Okay. Okay. Fair. Thank you.

Operator

Thank you. The next question is from the line of Pushkar Jen from the Milli Capital. Please go ahead.

Ajay Kumar Saraogi

My question is already answered. Thanks a lot.

Operator

Thank you. The next question is from the line of Harsh Mittal from MK Global. Please go ahead.

Navin Sahadev

Good evening sir. Thank you for the opportunity. So my first question is that what is the fuel consumption cost?

Unidentified Participant

Fuel consumption. The average rate. You. You mean for the fuel or. Yes.

Navin Sahadev

Yes.

Unidentified Participant

It’s. It’s around 7,900 rupees

Navin Sahadev

In terms of

Unidentified Participant

1 rupee 50.

Navin Sahadev

Okay. So this is flat compared to the quarterly average.

Unidentified Participant

Quarterly average mean

Navin Sahadev

What? So I’m asking for this what current. Current.

Unidentified Participant

Current means

Ajay Kumar Saraogi

For January.

Navin Sahadev

Yes.

Ajay Kumar Saraogi

No, see. Currently. See Petco prices are still a bit higher than what we are holding. But since we have an inventory it will not have much impact. But yes, all the new shipments would be higher because mainly a. Because there have been a increase in the fuel in petco. 7 $8 and did rupee devaluation.

Navin Sahadev

So my second question is that what would be the exit utilizing for the panna line 2 for the December quarter? Exit.

Ajay Kumar Saraogi

Exit utilization.

Navin Sahadev

Yeah.

Ajay Kumar Saraogi

So exit utilization. The clinker. Again it depends. Since we will not be able to fully utilize a plant.

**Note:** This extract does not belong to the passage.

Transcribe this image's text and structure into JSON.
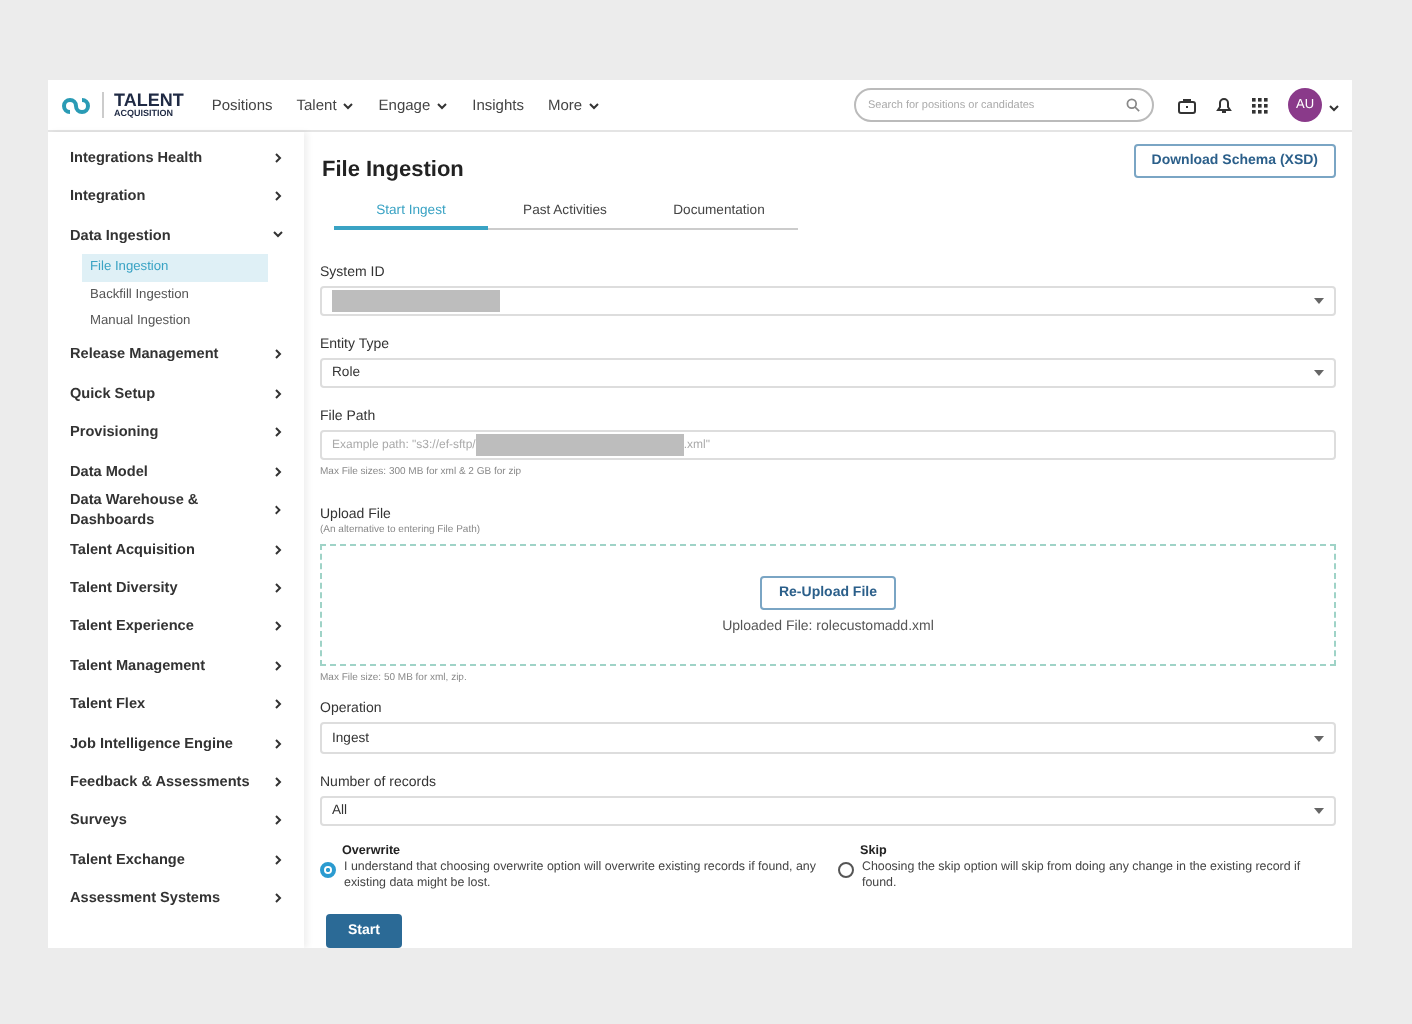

So Clinker we would be definitely in a position to optimize the kill by end of the quarter two. As far as the. You know all the grinding capacities are concerned. It is a seasonal. It’s very difficult when all the, you know, output warranties would be completed. But you utilization very difficult to say what would be the utilization? Exit utilization. It’s very difficult to say what would be that number.

Navin Sahadev

Okay, the last question. Can we assume the commissioning of the grinding unit at Rajasthan and Punjab to be commissioned simultaneously with the project. Or. Will there be a lag?

Ajay Kumar Saraogi

One grinding unit should definitely be there at the split location. If not the both. But let us see. But still, since there would be a grinding at the integrated plant, even if there is a delay, we will be able to manage.

Navin Sahadev

Sure, sir. This is very nice. Thank you. These were my questions.

Operator

Thank you. Ladies and gentlemen, due to time constraints that would be the last question for today which is from the line of Pad Bhavsar from Envestech. Please go ahead.

Navin Sahadev

Yeah. Thank you. All my questions have been answered.

Operator

Thank you. Ladies and gentlemen. As this was the last question for today I now hand the conference over to Mr. Vaibhar Agarwal for closing comments.

Vaibhav Agarwal

Thank you very much. Thank you.

Ajay Kumar Saraogi

Yeah. Thank you everyone for joining the call. Thank you.

Operator

Thank you ladies and gentlemen. On behalf of Philip Capital India Private Limited, thank you for joining us. And you may now disconnect your lines.